O Congresso brasileiro ainda está vivo também para as virtudes. Essa é uma boa notícia. Avançou a resistência ao decreto bolivariano da presidente Dilma Rousseff, o 8.243, que institui a chamada Política Nacional de Participação Social (PNPS) e busca regular a atuação de conselhos populares na administração federal. Nesta terça, a Câmara dos Deputados aprovou o regime de urgência para o Decreto Legislativo (DL) que busca tornar sem efeito a medida presidencial. A partir de agora, havendo quórum, o DL pode ser votado, mas é possível que isso só aconteça depois do recesso branco de julho. Mais de dez partidos — e isso significa que muitos deles são da base aliada, como o PMDB — pressionaram para que se aprovasse o regime de urgência nesta terça. Só o PT e as legendas de esquerda defendem hoje aquela estrovenga.

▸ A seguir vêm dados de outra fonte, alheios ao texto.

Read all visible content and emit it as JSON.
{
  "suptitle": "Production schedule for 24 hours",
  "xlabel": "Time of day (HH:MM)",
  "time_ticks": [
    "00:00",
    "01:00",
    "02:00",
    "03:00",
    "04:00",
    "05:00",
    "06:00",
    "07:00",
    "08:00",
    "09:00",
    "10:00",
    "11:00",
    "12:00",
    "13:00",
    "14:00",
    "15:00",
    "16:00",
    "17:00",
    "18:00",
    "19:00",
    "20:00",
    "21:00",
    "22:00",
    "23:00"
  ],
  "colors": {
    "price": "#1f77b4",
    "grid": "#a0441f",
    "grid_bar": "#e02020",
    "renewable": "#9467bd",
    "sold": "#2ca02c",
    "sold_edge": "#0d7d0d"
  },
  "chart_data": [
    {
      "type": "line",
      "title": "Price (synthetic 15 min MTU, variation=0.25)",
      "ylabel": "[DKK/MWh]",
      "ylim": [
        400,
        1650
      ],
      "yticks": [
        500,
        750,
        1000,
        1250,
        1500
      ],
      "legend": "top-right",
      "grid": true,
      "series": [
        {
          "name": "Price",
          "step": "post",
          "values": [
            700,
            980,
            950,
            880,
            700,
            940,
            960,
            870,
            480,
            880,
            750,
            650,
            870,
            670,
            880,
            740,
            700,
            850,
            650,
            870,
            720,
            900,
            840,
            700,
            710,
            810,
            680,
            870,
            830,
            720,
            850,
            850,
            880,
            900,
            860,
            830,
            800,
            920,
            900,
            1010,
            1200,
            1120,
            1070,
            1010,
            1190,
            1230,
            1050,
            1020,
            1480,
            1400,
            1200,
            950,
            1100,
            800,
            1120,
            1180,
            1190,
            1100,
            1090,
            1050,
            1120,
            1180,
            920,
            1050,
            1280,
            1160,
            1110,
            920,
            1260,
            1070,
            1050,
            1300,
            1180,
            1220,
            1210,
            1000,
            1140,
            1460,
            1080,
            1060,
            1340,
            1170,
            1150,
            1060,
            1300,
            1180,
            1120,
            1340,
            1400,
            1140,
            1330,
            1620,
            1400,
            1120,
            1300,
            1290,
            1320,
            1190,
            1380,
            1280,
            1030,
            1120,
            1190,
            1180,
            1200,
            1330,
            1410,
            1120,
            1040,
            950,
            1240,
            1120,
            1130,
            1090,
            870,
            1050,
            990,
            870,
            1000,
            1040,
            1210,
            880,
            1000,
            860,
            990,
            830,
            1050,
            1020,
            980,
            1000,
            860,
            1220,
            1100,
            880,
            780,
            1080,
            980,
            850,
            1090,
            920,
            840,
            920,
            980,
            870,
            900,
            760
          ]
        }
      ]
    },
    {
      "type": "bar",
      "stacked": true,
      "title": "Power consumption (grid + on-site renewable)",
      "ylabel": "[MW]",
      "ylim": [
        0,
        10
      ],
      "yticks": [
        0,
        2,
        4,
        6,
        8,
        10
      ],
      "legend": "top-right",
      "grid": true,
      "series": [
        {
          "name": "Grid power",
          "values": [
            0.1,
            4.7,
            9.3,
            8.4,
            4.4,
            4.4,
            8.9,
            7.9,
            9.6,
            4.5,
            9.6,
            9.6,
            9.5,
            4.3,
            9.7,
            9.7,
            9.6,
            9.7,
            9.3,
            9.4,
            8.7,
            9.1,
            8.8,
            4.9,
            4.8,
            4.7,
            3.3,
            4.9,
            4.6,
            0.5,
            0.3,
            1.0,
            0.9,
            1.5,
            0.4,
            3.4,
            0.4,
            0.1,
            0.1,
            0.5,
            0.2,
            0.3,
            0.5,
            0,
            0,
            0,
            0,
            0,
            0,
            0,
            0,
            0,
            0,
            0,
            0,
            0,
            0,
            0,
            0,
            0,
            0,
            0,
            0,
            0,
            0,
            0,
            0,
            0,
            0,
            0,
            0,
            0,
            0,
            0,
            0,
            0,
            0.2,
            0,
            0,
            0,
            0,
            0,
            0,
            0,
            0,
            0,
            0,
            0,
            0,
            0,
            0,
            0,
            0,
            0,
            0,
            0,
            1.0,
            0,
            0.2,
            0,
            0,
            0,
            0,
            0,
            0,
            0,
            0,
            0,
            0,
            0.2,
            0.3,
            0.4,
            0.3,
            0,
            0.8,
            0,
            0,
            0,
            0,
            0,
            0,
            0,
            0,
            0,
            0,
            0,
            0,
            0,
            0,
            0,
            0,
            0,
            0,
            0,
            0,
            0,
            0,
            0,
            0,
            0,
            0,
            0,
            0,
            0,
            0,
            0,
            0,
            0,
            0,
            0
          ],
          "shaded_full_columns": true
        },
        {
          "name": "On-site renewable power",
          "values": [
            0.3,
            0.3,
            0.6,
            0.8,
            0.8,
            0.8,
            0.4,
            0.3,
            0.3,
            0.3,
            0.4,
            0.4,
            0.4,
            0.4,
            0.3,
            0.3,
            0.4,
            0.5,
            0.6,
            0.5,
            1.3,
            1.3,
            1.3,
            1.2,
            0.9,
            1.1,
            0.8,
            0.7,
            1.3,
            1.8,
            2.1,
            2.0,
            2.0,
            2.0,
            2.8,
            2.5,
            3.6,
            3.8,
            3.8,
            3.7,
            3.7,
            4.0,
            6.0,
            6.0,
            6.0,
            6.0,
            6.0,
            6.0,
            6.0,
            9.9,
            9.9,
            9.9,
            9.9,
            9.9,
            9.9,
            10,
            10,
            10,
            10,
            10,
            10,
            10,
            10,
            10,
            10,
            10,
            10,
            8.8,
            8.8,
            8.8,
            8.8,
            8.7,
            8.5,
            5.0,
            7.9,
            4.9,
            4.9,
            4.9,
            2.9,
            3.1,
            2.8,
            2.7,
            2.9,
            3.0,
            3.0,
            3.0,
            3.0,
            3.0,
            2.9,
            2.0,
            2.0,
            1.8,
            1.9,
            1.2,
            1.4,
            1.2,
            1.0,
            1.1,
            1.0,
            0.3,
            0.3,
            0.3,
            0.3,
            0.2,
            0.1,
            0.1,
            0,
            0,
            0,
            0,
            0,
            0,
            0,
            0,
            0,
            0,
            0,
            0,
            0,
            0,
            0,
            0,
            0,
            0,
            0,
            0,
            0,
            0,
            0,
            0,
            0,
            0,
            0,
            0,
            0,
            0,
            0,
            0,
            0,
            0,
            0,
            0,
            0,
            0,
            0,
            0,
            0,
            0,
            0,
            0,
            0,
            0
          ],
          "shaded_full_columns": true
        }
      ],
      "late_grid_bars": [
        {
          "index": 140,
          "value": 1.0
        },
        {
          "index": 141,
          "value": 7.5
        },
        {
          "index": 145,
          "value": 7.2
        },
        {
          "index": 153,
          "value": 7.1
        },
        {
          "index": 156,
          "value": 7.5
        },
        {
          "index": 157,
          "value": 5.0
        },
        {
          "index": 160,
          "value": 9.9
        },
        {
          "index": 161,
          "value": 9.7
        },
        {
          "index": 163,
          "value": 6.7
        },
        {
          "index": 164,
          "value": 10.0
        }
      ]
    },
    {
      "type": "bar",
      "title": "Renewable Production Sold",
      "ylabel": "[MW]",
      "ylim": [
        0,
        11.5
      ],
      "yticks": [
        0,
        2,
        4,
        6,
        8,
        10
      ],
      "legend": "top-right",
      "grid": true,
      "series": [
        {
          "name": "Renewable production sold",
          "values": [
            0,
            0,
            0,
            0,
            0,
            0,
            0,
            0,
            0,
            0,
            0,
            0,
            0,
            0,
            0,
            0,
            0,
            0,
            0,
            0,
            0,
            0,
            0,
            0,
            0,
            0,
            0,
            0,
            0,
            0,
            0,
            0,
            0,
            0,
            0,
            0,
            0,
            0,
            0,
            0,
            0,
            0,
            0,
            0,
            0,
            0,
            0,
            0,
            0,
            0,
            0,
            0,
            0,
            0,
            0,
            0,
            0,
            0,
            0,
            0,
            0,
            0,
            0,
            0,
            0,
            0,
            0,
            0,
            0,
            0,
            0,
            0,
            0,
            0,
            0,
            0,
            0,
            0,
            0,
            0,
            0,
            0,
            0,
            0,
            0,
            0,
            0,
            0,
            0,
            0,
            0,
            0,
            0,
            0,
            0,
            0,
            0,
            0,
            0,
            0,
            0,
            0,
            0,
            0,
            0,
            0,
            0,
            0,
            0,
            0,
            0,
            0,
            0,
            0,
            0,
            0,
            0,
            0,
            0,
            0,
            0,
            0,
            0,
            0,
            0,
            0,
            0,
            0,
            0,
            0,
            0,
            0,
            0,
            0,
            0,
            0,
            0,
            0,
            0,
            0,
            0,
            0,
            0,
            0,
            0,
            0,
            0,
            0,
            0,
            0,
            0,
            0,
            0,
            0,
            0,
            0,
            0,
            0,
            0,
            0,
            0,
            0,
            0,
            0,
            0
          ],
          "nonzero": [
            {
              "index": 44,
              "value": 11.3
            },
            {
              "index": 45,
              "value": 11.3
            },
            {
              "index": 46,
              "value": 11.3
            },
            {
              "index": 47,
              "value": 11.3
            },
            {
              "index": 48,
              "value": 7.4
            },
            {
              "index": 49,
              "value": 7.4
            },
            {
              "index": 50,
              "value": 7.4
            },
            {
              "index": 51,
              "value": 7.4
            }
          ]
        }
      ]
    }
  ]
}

Vamos ver. Entre muitas, há três maneiras principais de entender o Decreto 8.243:
a) a apocalíptico-barulhenta;
b) a da Poliana distraída;
c) a realista.
A apocalíptico-barulhenta pretende que, uma vez em vigência, o decreto institui definitivamente o comunismo no Brasil, e nada mais se poderá fazer. Seria o golpe final das esquerdas na democracia representativa. Por intermédio dele, os esquerdistas tomariam conta da administração e ponto final. O passo seguinte seria, sei lá eu, o Armagedom ou a luta armada. É uma tolice. Aliás, os esquerdistas que defendem aquela porcaria vibram quando encontram um caricato desses pela frente porque não é difícil ridicularizar esse delírio.
Há a leitura das Polianas distraídas. Essas insistem em afirmar que o decreto de Dilma, o que é verdade, não cria nenhum conselho novo. E daí? Só faltava, agora, o Executivo criar também os conselhos por iniciativa unipessoal da chefe do Executivo. Aí estaríamos numa monarquia absolutista. Esses distraídos também dizem que a participação popular está prevista na Constituição e que não há nada de errado nisso.
E há a versão realista. O PT não vai instituir, obviamente, o comunismo no Brasil porque, pra começo de conversa, nem comunista é. Mas tem uma visão autoritária do poder e busca, desde que foi criado, tomar conta do estado brasileiro, um processo que, obviamente, está em curso. E, isso sim, não é difícil de demonstrar.
O que o decreto de Dilma faz de estupidificante, em primeiro lugar, é definir o que é sociedade civil. Está lá no Inciso I do Artigo 2º: “I – sociedade civil – o cidadão, os coletivos, os movimentos sociais institucionalizados ou não institucionalizados, suas redes e suas organizações”. É evidente que o “indivíduo” não existiria nesse contexto. Como se daria a sua participação? Ele teria de, necessariamente, integrar um dos “coletivos” e “movimentos sociais institucionalizados ou não institucionalizados”, ou suas “redes e organizações”, se quisesse ser ouvido. Vale dizer: a chamada participação popular seria monopólio de militantes políticos. Um Congresso escolhido por 140 milhões de eleitores correria o risco de ser menos influente na definição de políticas públicas do que alguns poucos milhares de militantes.
E quem é que vai comandar essa coisa? A Secretaria-Geral da Presidência — hoje, seria Gilberto Carvalho, aquele mesmo que tem conversado com índios, com os resultados conhecidos; com o MST, com os resultados conhecidos, e com os black blocs, com os resultados conhecidos.
Ademais, já chamei a atenção para um aspecto especialmente preocupante do decreto de Dilma. Ele institui uma “justiça paralela” por intermédio da “mesa de diálogo”, assim definida no Inciso VI do Artigo 2º: “Mecanismo de debate e de negociação com a participação dos setores da sociedade civil e do governo diretamente envolvidos no intuito de prevenir, mediar e solucionar conflitos sociais”.
Como a Soberana já definiu o que é sociedade civil, podemos esperar na composição dessa mesa o “indivíduo” e os movimentos “institucionalizados” e “não institucionalizados”. Se a sua propriedade for invadida por um “coletivo”, por exemplo, você poderá participar, apenas como uma das partes, de uma “mesa de negociação” com os invasores e com aqueles outros “entes”. Antes que o juiz restabeleça o seu direito, garantido em lei, será preciso formar a tal “mesa”…
É o “comunismo”? Não! Mas se trata de uma óbvia agressão à propriedade privada. De resto, não cabe a Dilma Rousseff, por decreto, estabelecer os mecanismos da chamada democracia direta. Isso é tarefa do Congresso Nacional. A governanta está usurpando uma prerrogativa do Congresso. Não é o golpe final das esquerdas, mas é mais um golpe na democracia.